Another German angel network with a high success rate takes an entirely different approach from b-to-v. Netzwerk Nordbayern lives via sponsorship from a mix of local government and business sponsors, including the Bavarian Ministry of Economics, Siemens, the local Sparkasse, the government-supported Lfa Förderbank, Microsoft Germany and the government-support seed fund, High Tech Gründer Fond, among others.

The organisation sees itself as supporting local entrepreneurs and angels, in a region that has strong roots in IT, biotech as well as medical technologies. A staff of eight do everything from business plan coaching to running entrepreneur seminars, as well as sponsoring a local business plan competition that has active participation from local universities. Netzwerk Nordbayern says its efforts have resulted in 82 rounds of financing since its founding in 1999, with a value of €93.5 million.

The company’s 68 angel members are not charged fees to join, according to Arne-G.Hostrup, managing director, although several prominent angels have now taken on sponsorship of the network. Instead the organisation regularly prunes the network of members it doesn’t believe are active or serious enough. Last year, for example, Netzwerk Nordbayern asked 13 members to leave the network, but added another 10 members.

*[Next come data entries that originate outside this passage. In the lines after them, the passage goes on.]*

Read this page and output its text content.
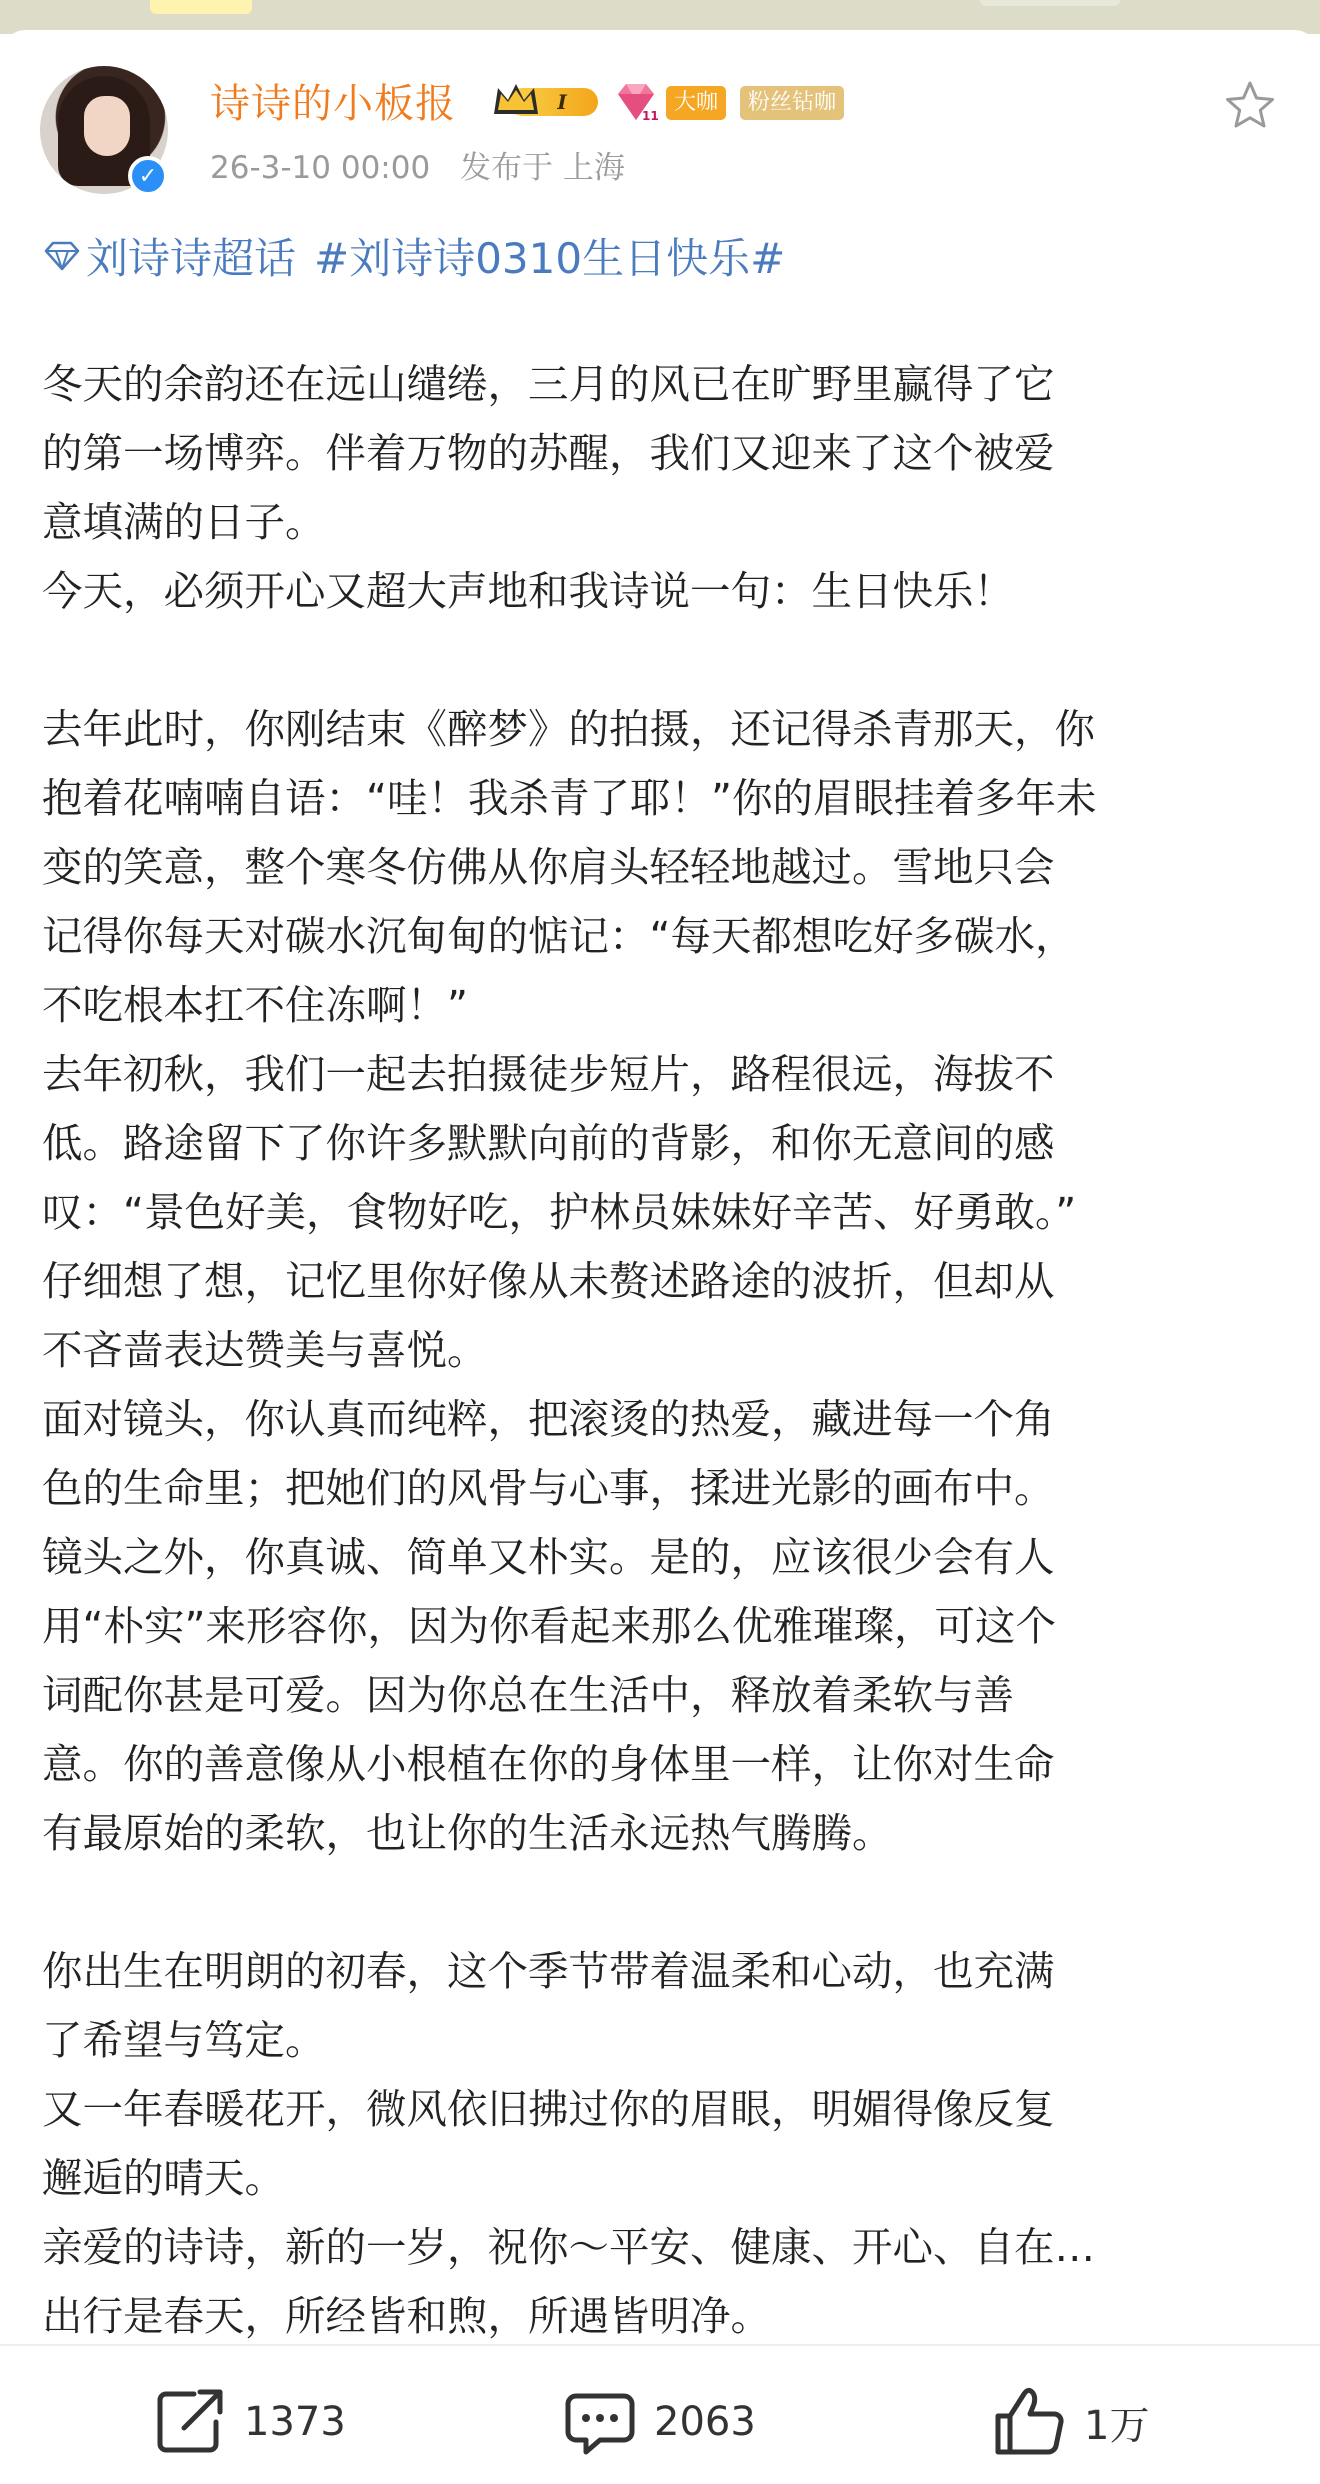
✓
诗诗的小板报	I
11
大咖	粉丝钻咖
26-3-10 00:00 发布于 上海
刘诗诗超话 #刘诗诗0310生日快乐#

冬天的余韵还在远山缱绻，三月的风已在旷野里赢得了它

的第一场博弈。伴着万物的苏醒，我们又迎来了这个被爱

意填满的日子。

今天，必须开心又超大声地和我诗说一句：生日快乐！

去年此时，你刚结束《醉梦》的拍摄，还记得杀青那天，你

抱着花喃喃自语：“哇！我杀青了耶！”你的眉眼挂着多年未

变的笑意，整个寒冬仿佛从你肩头轻轻地越过。雪地只会

记得你每天对碳水沉甸甸的惦记：“每天都想吃好多碳水，

不吃根本扛不住冻啊！”

去年初秋，我们一起去拍摄徒步短片，路程很远，海拔不

低。路途留下了你许多默默向前的背影，和你无意间的感

叹：“景色好美，食物好吃，护林员妹妹好辛苦、好勇敢。”

仔细想了想，记忆里你好像从未赘述路途的波折，但却从

不吝啬表达赞美与喜悦。

面对镜头，你认真而纯粹，把滚烫的热爱，藏进每一个角

色的生命里；把她们的风骨与心事，揉进光影的画布中。

镜头之外，你真诚、简单又朴实。是的，应该很少会有人

用“朴实”来形容你，因为你看起来那么优雅璀璨，可这个

词配你甚是可爱。因为你总在生活中，释放着柔软与善

意。你的善意像从小根植在你的身体里一样，让你对生命

有最原始的柔软，也让你的生活永远热气腾腾。

你出生在明朗的初春，这个季节带着温柔和心动，也充满

了希望与笃定。

又一年春暖花开，微风依旧拂过你的眉眼，明媚得像反复

邂逅的晴天。

亲爱的诗诗，新的一岁，祝你～平安、健康、开心、自在…

出行是春天，所经皆和煦，所遇皆明净。

1373	2063	1万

Some 1020 participants have taken part in its yearly business plan competition over the years, and of those, 332 operate as businesses today, bringing in €138 million in annual revenues and employing 2,226 people.

Its reputation has grown, too. Last year, six new sponsors joined the organisation. It concludes annual contracts each year with its sponsors.

Among its best deals has been the sale of ribopharma, an angel-funded company to emerge from the University of Bayreuth, to Alnylam, an RNA interference therapeutics company that is traded on the NASDAQ. Alnylam also recently struck a collaboration deal with Novartis to develop therapeutics for pandemic flu.

Covering the whole palette

In Northern Germany, corporate financier CatCap also sponsors regular “angel lounges” to present its roughly 60 active private investors with deal opportunities. Angels in the network do not have to pay a fee to join, but, like b-to-v, if a deal does emerge, CatCap gets a 5 per cent provision.

But angel activities account only for about 15 per cent of the company’s business, according to Mark Miller, managing director with CatCap. The company’s other activities include VC-startup matching, fund raising and M&A. “We think it is exciting to follow a company throughout the funding process,” says Miller, and more synergies – and perhaps less risk – arise from covering all the bases.

Miller says, however, that CatCap expects to intensify its early-stage activities in particular since the launch last year of the government-sponsored High Tech Gründer Fond, which provides matching funds for angel and other investors in seed-stage companies. “We will be working more intensively with angels and seeing how we can best use the capital from the High Tech Gründer Fond,” notes Miller.

It’s not clear which business model works best in the long run in the angel investing market. What is clear is that it takes a lot of hard work in what still is a high-risk, but sometimes very rewarding business.